Artificial Intelligence in Molecular imaging
Over the last years, the quality of (endoscopic) imaging has increased. The introduction of molecular imaging adds to this increase and to further enhance this modality we are introducing computer-aided software based on artificial intelligence (AI) in endoscopic imaging in the gastrointestinal (GI) tract.
AI in endoscopy
Through the introduction of molecular imaging in gastrointestinal endoscopy, the quality of the endoscopic assessment of the GI tract is enhanced. In order to fully exploit the functionality of fluorescent molecular endoscopy (or other advanced endoscopy techniques), training and experience of the endoscopist is required to understand the fluorescent signals of the targeted biomarkers. To alleviate the burden of training and experience and to facilitate potential implementation of molecular imaging in future clinical practice, AI could be used to support endoscopists in the real-time interpretation of molecular imaging. By building mathematical models based on given data, predictions can be done about new, unseen data. The model needs dedicated data to be trained, and the more data is used for training, the better the expected performance of the algorithm is.
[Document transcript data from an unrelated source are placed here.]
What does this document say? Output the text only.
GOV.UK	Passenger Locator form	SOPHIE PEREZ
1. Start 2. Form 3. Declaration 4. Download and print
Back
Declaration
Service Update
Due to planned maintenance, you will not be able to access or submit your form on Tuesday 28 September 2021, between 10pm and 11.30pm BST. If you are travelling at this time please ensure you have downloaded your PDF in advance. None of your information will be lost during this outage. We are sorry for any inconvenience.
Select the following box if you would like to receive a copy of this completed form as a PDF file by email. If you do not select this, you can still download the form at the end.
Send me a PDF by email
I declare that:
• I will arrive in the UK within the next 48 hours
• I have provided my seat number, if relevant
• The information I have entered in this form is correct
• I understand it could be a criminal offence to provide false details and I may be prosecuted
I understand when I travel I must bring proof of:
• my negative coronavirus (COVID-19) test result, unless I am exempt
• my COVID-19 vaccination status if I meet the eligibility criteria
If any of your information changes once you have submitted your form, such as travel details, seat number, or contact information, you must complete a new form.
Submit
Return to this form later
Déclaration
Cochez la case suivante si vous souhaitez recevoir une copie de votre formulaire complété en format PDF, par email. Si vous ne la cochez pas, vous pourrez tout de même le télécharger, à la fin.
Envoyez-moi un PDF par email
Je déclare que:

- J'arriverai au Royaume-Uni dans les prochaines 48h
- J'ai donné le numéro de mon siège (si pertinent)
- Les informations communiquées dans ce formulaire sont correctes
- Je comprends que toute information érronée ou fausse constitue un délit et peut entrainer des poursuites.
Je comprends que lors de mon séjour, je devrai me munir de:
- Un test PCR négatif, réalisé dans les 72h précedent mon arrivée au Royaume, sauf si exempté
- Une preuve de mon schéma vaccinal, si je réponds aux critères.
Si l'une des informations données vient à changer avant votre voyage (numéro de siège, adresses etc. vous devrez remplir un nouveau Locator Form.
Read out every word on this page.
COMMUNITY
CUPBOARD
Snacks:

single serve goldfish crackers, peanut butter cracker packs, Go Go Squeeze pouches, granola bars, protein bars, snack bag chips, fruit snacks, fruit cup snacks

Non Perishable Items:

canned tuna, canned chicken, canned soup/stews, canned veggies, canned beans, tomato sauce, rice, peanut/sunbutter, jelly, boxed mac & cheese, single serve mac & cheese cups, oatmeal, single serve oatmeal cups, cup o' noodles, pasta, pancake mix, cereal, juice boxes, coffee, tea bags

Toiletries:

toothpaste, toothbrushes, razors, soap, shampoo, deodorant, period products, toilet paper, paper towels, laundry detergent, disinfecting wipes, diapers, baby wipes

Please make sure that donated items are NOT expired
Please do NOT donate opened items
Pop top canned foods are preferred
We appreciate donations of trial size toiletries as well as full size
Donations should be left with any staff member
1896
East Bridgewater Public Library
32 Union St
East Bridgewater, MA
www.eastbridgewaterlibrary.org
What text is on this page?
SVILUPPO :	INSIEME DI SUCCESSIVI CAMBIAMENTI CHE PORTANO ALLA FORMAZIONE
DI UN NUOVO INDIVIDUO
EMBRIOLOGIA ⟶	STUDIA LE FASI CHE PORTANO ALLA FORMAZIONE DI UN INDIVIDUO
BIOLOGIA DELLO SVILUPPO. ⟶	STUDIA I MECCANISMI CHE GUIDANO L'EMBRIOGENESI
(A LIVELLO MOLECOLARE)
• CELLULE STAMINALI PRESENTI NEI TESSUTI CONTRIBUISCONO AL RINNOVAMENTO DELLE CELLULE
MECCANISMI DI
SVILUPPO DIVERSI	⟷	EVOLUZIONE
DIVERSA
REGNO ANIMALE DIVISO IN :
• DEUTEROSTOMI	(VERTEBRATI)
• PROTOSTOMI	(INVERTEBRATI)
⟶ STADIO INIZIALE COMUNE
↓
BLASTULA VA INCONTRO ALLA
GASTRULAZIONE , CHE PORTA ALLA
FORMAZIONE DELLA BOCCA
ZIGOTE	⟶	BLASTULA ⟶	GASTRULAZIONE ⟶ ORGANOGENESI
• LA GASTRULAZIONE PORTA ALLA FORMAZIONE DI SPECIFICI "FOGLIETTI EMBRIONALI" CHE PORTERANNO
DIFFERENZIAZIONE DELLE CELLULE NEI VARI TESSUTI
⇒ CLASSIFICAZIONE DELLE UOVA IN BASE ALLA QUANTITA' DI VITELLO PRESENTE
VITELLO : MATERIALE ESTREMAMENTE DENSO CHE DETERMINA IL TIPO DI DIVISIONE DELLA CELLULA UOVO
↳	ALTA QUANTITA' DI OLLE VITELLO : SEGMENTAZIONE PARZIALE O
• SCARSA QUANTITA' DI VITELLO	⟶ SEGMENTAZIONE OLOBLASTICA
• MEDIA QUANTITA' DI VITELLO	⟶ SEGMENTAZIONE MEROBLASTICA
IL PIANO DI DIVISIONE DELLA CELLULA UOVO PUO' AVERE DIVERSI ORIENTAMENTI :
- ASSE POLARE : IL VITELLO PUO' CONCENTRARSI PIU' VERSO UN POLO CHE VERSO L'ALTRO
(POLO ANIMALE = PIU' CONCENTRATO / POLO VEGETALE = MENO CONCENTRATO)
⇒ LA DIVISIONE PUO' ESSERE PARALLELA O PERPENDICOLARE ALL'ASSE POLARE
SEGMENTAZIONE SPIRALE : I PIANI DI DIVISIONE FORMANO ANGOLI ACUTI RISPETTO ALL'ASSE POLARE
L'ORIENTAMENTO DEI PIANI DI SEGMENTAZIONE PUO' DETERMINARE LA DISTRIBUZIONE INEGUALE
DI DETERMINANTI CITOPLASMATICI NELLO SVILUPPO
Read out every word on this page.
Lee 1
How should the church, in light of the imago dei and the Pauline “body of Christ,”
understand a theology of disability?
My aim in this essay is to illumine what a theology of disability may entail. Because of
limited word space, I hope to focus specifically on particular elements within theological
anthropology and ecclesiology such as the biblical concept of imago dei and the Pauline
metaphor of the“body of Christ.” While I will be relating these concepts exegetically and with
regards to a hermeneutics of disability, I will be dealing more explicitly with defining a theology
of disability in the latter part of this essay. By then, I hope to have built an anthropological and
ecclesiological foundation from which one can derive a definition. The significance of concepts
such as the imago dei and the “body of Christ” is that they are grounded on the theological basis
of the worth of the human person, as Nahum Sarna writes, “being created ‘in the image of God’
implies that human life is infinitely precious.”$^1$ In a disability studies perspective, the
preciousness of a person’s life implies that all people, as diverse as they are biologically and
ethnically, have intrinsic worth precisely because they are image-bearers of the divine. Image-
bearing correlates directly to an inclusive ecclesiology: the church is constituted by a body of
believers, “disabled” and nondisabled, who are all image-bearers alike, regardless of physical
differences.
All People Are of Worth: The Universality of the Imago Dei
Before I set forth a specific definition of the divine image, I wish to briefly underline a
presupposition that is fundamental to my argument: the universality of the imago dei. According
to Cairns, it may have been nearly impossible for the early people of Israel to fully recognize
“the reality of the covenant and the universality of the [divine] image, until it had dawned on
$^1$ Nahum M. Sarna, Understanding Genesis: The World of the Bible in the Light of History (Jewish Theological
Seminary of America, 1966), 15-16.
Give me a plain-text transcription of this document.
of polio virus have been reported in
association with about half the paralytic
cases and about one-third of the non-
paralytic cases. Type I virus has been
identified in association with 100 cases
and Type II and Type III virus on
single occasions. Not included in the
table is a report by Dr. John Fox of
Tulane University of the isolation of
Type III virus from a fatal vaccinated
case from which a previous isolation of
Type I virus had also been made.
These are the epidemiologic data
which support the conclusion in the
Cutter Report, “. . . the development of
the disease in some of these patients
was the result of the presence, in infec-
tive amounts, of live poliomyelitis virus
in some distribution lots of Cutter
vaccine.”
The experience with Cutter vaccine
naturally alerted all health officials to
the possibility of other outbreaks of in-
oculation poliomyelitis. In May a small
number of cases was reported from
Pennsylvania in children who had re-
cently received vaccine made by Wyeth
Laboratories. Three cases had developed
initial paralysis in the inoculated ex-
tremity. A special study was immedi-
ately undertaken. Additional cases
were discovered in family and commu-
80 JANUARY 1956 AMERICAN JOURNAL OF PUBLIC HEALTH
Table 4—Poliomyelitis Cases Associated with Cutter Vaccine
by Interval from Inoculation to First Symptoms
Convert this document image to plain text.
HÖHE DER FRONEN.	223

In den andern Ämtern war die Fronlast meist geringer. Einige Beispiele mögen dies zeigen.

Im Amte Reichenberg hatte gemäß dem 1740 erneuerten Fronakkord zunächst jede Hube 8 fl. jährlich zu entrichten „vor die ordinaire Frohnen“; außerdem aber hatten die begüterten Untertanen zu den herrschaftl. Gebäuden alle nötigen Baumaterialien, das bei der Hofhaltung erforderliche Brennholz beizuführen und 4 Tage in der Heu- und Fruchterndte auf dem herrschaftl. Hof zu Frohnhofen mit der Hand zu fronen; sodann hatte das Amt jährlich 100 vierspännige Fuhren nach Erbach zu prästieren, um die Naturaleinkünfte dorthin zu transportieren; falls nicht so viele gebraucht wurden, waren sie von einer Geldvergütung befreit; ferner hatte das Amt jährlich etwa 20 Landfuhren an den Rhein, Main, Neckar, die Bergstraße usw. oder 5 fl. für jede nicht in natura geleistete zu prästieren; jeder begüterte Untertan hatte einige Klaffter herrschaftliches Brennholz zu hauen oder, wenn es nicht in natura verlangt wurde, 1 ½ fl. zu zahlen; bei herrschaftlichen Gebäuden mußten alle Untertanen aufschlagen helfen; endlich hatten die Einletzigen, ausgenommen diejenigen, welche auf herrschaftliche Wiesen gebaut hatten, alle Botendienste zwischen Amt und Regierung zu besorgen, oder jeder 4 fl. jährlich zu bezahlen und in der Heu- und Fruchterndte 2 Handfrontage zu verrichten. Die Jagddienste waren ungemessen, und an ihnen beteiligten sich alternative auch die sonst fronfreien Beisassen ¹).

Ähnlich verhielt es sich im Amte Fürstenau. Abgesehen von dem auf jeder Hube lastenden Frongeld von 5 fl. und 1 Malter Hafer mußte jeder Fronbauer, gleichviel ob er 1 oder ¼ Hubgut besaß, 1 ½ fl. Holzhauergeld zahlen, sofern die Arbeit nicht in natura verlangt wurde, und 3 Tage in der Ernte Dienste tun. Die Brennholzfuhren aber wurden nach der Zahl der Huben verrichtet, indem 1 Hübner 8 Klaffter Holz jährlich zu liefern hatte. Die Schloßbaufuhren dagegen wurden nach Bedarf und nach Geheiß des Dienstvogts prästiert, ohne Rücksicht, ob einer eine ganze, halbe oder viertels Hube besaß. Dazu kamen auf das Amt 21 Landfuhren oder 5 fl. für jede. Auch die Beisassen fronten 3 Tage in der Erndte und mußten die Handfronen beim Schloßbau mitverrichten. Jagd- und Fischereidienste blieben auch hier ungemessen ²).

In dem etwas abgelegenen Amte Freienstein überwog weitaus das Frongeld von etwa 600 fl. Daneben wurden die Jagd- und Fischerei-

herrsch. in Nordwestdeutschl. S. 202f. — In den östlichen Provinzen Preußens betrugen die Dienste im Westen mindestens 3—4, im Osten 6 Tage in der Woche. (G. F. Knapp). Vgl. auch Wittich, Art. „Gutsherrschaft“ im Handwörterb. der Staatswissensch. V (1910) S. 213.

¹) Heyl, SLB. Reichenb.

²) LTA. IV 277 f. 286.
Two forms of AI can be distinguished in GI endoscopy: computer-aided detection (CAD) and computer-aided diagnosis (CADx) algorithms. The first can aid in red-flagging a lesion during examination, the latter for further classification of the detected pathology. Both forms of AI could be applied in FME
In our first collaborative study with Fons van der Sommen, part of the center for care & cure technology Eindhoven, we investigated whether AI as a second assessor can support gastroenterologists in interpreting endocytoscopy (EC) images of the Barrett’s esophagus. EC is an ultra-magnification technique that enables visualization of the tissue histology but subsequently produces rather complex endoscopic images. Through our data, we observed that AI-assisted gastroenterologists outperformed gastroenterologists without AI support by achieving sensitivities of approximately 95%. Thus, the best sensitivities emerged through man-machine collaboration and resulted in the best dysplasia identification in complex endoscopic images. Therefore, AI as second assessor could support clinical implementation of advanced endoscopy techniques such as molecular imaging. Which is why we plan to conduct studies with AI in fluorescence molecular endoscopy.